Jedermann stirbt, "Everywoman" nicht
Salzburger Festspiele: Milo Raus Uraufführung konfrontiert uns mit dem Tod.
Jedermann stirbt. Everywoman nicht. Noch nicht. Die deutsche Patientin Helga Bedau, die für die letzte Premiere der Salzburger Festspiele 2020 per Video über ihre Bauchspeicheldrüsenkrebs-Diagnose erzählt hatte, konnte am Mittwoch bei der Uraufführung von "Everywoman" in der Szene Salzburg gemeinsam mit der Schauspielerin Ursina Lardi den Applaus persönlich entgegennehmen.
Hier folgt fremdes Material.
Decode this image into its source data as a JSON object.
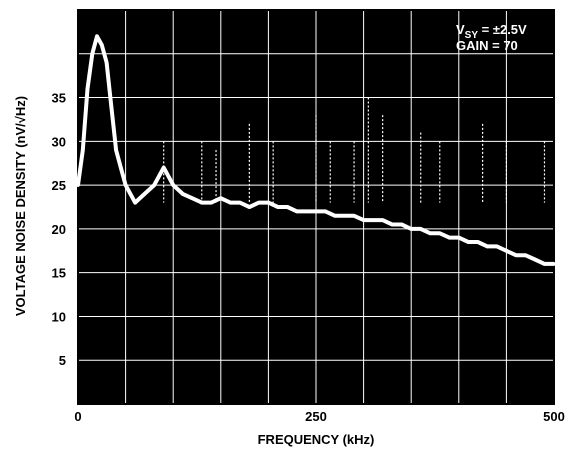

Milo Rau war von den Salzburger Festspielen eingeladen worden, Hugo von Hofmannsthals Domplatz-Klassiker zum 100. Geburtstag des Festivals aktuell zu spiegeln. Der Glaube und die Kirche hatten an diesem Abend jedoch nicht viel zu melden. Die Auseinandersetzung mit Tod und Leben ist in der vom Schweizer Regisseur zusammen mit Lardi entwickelten 80-minütigen Arbeit weltlich geprägt.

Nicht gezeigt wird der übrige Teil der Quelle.